Jack couldn’t do that alone, and for him one of the most rewarding parts of filmmaking has been collaborating with committed, creative individuals, many of them from Marlboro. In addition to fellow producer and director Jesse Nesser, help has come from co-producer Patrick Lane FS13, music producer Rebecca Gildea ’12, and music professor Matan Rubinstein, who created the score. “Marlboro challenges students to conduct complex, independent, intellectual work, not unlike the process of making a historical documentary,” says Jack. “The passion required to complete such work is undoubtedly present in all the Marlboro alumni working on this project.” Learn more at thedkdoc.com and facebook.com/thedkdoc.


’80
“Yo ho, y’all,” writes LORI KIRSTEIN. “I’ve returned home from 13 years in the Bay Area, to my native Cincinnati. Currently in a little process called redefining my life at the tender age of whatever-the-heck-age-I-am-now. I’m a SAG-AFTRA actor, a professional singer/ songwriter, and a designer of furniture art. Doing freelance work as an associate producer at Possible, a digital marketing firm in Cincinnati, and working on getting myself hired. Had a partner for 12 years, who passed on in 2013. Was rescued from being the total wandering Jew by a friend I’ve known since we were 6, so we’re doing Three’s Company with two guys and a girl. If you’re in Cincinatti, look me up. Hit me up on Facebook too, and you can find me also at Whimsical Art—Lori Kirstein Designs. Love to all.”

’81
“Still painting, dancing, and I’ve started playing the flute again,” says TRICIA LOWREY Lippert. “Paid my house off this summer. Life is good.”

’82
BRAD OLDENBURG’S documentary Aulis Sallinen: Music, Man & Nature was aired on PBS in northeast Pennsylvania in December. “The documentary has been aired in many other countries, but this will be the first time in America,” writes Brad. “As to my cello fingers flying up and down the fingerboard, well, they are rusty. But I am looking forward to playing with a local college-community orchestra in the spring semester—Dvorak’s New World Symphony. My skills in carpentry and construction are keeping me solvent. Best regards to Marlboro. Hope to travel there this summer for the Marlboro Music Festival.”

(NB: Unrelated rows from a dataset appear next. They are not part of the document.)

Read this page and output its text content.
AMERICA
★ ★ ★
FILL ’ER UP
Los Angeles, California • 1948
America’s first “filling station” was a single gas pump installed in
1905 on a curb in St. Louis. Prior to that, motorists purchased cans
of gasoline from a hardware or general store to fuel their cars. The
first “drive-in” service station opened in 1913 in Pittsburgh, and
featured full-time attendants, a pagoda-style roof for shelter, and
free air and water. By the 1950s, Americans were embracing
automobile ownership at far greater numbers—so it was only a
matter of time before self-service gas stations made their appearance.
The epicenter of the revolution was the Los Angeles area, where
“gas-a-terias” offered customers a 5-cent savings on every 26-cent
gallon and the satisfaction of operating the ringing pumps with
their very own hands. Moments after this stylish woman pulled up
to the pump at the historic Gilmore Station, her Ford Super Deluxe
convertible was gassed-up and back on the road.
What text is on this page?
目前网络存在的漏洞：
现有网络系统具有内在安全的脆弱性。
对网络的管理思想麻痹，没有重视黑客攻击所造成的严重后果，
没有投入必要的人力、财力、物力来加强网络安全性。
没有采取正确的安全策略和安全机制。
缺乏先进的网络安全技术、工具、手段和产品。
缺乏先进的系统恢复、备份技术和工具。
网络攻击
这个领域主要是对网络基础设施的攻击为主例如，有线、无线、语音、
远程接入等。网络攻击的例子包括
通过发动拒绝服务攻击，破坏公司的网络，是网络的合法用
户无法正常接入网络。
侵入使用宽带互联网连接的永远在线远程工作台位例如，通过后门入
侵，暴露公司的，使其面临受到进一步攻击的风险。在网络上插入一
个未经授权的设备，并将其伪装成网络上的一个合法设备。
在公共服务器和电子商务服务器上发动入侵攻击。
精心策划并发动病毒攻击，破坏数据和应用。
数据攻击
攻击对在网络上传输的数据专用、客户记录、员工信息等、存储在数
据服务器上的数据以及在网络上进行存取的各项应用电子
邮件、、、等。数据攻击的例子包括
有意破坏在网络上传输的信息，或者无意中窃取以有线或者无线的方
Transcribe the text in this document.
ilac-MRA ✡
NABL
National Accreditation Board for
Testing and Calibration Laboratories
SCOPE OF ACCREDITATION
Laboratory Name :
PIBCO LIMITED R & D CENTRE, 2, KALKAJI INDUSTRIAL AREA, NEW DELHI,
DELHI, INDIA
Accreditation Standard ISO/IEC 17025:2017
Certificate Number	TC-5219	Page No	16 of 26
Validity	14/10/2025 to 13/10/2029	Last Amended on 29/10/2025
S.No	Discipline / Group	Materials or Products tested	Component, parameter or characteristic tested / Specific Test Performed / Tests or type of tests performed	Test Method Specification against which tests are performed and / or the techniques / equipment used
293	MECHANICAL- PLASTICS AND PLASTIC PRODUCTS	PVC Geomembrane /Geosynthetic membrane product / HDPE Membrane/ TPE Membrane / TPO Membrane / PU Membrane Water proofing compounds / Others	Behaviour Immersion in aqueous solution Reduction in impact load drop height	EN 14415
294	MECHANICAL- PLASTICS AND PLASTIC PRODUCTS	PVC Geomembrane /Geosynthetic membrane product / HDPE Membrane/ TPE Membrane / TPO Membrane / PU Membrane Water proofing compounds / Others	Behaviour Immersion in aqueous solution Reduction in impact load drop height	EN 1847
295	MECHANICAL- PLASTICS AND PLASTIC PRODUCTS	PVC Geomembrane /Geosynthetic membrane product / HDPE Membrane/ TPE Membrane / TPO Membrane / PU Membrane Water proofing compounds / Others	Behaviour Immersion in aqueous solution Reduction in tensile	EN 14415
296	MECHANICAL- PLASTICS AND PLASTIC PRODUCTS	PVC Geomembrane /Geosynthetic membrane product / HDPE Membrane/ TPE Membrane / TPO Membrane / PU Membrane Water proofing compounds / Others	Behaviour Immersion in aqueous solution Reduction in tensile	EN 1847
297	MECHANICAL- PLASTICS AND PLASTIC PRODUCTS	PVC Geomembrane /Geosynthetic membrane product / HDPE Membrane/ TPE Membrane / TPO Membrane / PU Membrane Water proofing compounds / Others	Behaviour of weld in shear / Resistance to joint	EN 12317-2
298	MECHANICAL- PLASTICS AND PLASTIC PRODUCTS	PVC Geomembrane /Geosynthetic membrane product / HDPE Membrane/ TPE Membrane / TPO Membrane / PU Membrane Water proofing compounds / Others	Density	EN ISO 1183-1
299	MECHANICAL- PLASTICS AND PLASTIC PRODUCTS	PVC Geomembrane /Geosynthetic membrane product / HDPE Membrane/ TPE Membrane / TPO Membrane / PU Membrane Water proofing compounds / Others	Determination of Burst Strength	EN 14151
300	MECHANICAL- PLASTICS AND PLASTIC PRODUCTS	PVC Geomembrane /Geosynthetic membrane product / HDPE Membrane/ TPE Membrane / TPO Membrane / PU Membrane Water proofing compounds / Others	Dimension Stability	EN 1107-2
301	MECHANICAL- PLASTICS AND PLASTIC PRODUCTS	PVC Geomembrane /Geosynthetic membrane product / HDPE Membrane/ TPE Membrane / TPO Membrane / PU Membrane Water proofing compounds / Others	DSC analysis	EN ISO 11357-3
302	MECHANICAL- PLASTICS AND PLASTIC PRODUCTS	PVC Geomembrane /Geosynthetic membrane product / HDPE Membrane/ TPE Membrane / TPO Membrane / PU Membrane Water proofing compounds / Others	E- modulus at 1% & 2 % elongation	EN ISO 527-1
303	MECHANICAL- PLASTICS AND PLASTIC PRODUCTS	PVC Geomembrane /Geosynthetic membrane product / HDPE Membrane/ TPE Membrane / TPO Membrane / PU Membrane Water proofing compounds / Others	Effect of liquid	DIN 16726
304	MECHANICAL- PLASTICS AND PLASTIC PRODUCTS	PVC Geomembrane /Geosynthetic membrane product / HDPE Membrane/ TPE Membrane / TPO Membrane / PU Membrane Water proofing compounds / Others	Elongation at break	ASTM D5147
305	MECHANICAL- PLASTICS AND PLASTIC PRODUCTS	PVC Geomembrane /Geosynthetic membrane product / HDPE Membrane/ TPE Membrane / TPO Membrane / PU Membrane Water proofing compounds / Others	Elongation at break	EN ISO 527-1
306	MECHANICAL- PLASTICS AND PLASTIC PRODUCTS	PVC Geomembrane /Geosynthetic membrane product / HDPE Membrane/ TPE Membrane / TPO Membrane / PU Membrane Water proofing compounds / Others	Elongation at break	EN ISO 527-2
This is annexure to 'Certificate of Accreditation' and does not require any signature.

“After many years, I am now counting the months (10) until (god willing) I received my MJEd and my ordination as a cantor,” writes KATE JUDD MJEd. “I continue to have the honor to serve as spiritual leader of the Brattleboro area Jewish community. I see ELYSSE LINK FS81 regularly, and we reminisce about Marlboro.

’83

Samuel Dowe-Sandes ’96 got to visit with former Arabic language fellow Abdelhadi Izem in Marrakech, Morocco, last November. “We had fun trading stories about winter in Marlboro and cross country skiing with Randy,” says Samuel.
Samuel Dowe-Sandes ’96 got to visit with former Arabic language fellow Abdelhadi Izem in Marrakech, Morocco, last November. “We had fun trading stories about winter in Marlboro and cross country skiing with Randy,” says Samuel.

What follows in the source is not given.